Search This Blog

Saturday, June 22, 2013

Ragged, not uniform


What schools today are most concerned about is showing progress.  That's simple enough, and it should be good enough.  But, there is a slight problem with this approach.

An analogy to physical growth is a way to illustrate the problem.  When children are taken to the doctor's office.  They are weighed and measured for height.  It is recorded each time.  If one asks, (s)he can receive the percentile that that visit's weight and height represents.  On the next visit one can do the same.  If one were to ask at every visit, (s)he would have a picture of the growth of his or her child, both in individual growth and in comparison to every other child.  It changes each time, showing growth sometimes, and not showing growth at other times.  No one is upset about the growth or lack of growth because growth or lack thereof is genetically controlled.  When it is time, the body develops.  When it is not, the body waits.


It's pretty much that simple with the brain as it allows its owner to grow or not in its ability to comprehend.  It will happen at the cue of an individual's DNA.  Personality is also genetically controlled and also plays into when, how, and how much the brain learns.  One's personality and brain work hand-in-hand in producing what gets learned over the years from birth to adulthood.  So, how does a person measure the development of these two areas.  No one has really figured that out yet.  Giving a single test to measure the amount of information one can comprehend or compute really doesn't measure growth or development for either brain or personality.

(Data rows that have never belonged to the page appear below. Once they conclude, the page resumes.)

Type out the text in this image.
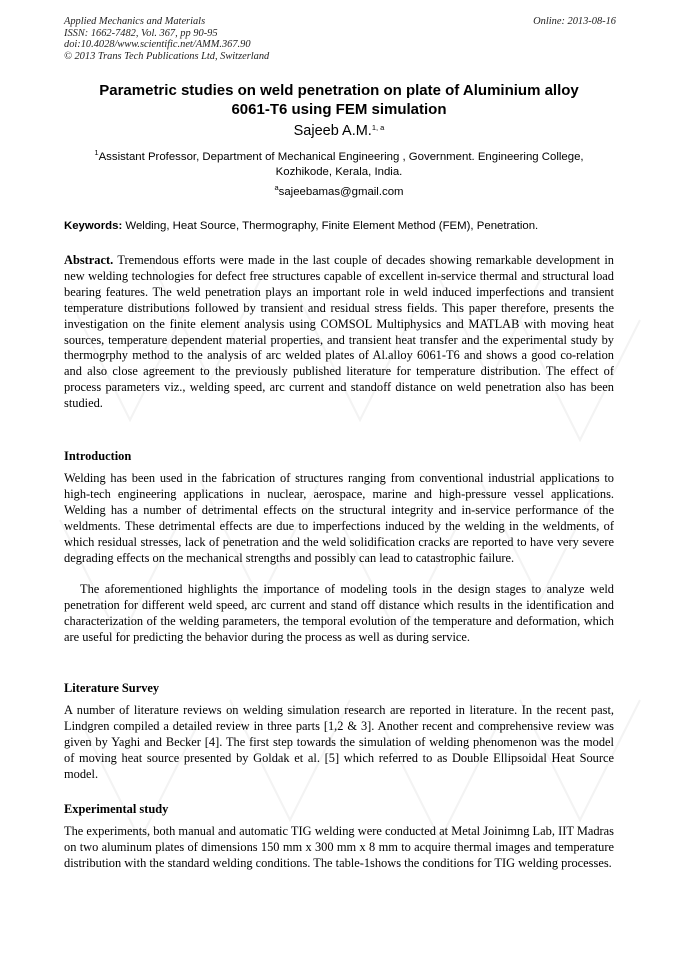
Applied Mechanics and Materials
ISSN: 1662-7482, Vol. 367, pp 90-95
doi:10.4028/www.scientific.net/AMM.367.90
© 2013 Trans Tech Publications Ltd, Switzerland
Online: 2013-08-16
Parametric studies on weld penetration on plate of Aluminium alloy
6061-T6 using FEM simulation
Sajeeb A.M.$^{1, a}$
$^1$Assistant Professor, Department of Mechanical Engineering , Government. Engineering College,
Kozhikode, Kerala, India.
$^a$sajeebamas@gmail.com
Keywords: Welding, Heat Source, Thermography, Finite Element Method (FEM), Penetration.
Abstract. Tremendous efforts were made in the last couple of decades showing remarkable development in new welding technologies for defect free structures capable of excellent in-service thermal and structural load bearing features. The weld penetration plays an important role in weld induced imperfections and transient temperature distributions followed by transient and residual stress fields. This paper therefore, presents the investigation on the finite element analysis using COMSOL Multiphysics and MATLAB with moving heat sources, temperature dependent material properties, and transient heat transfer and the experimental study by thermogrphy method to the analysis of arc welded plates of Al.alloy 6061-T6 and shows a good co-relation and also close agreement to the previously published literature for temperature distribution. The effect of process parameters viz., welding speed, arc current and standoff distance on weld penetration also has been studied.
Introduction
Welding has been used in the fabrication of structures ranging from conventional industrial applications to high-tech engineering applications in nuclear, aerospace, marine and high-pressure vessel applications. Welding has a number of detrimental effects on the structural integrity and in-service performance of the weldments. These detrimental effects are due to imperfections induced by the welding in the weldments, of which residual stresses, lack of penetration and the weld solidification cracks are reported to have very severe degrading effects on the mechanical strengths and possibly can lead to catastrophic failure.
The aforementioned highlights the importance of modeling tools in the design stages to analyze weld penetration for different weld speed, arc current and stand off distance which results in the identification and characterization of the welding parameters, the temporal evolution of the temperature and deformation, which are useful for predicting the behavior during the process as well as during service.
Literature Survey
A number of literature reviews on welding simulation research are reported in literature. In the recent past, Lindgren compiled a detailed review in three parts [1,2 & 3]. Another recent and comprehensive review was given by Yaghi and Becker [4]. The first step towards the simulation of welding phenomenon was the model of moving heat source presented by Goldak et al. [5] which referred to as Double Ellipsoidal Heat Source model.
Experimental study
The experiments, both manual and automatic TIG welding were conducted at Metal Joinimng Lab, IIT Madras on two aluminum plates of dimensions 150 mm x 300 mm x 8 mm to acquire thermal images and temperature distribution with the standard welding conditions. The table-1shows the conditions for TIG welding processes.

I suppose the argument could be made that comprehending certain information at a given age does measure if the development of one's brain is in the same norm range as everyone else's development, but it is a weak argument.  First and foremost, developmental growth of children is ragged.  They don't all grow at the same rate nor at the same age intervals.  And that's a real problem for those wanting to measure progress of what children should know in academic subjects.  Second, there has never been an attempt to combine personality development with brain development.  For that matter, there aren't any tests developed to show the development of personality.  People are still busy defining personality or reducing it to a few traits if they have defined it.  Its influence on education is mainly disregarded.

Progress as measured by testing (or grading, for that matter) doesn't really show the same idea as weight and height for growth measurements at a doctor's office during childhood.  Once a person understands what showing progress means when it comes to learning, then serious reform can be made in showing growth and progress in this area.  Until then, people are calling testing (and grading) by a name that really doesn't measure much of anything.  One would never know it by the millions of dollars spent to produce, analyze, and perpetuate such a false notion to the public.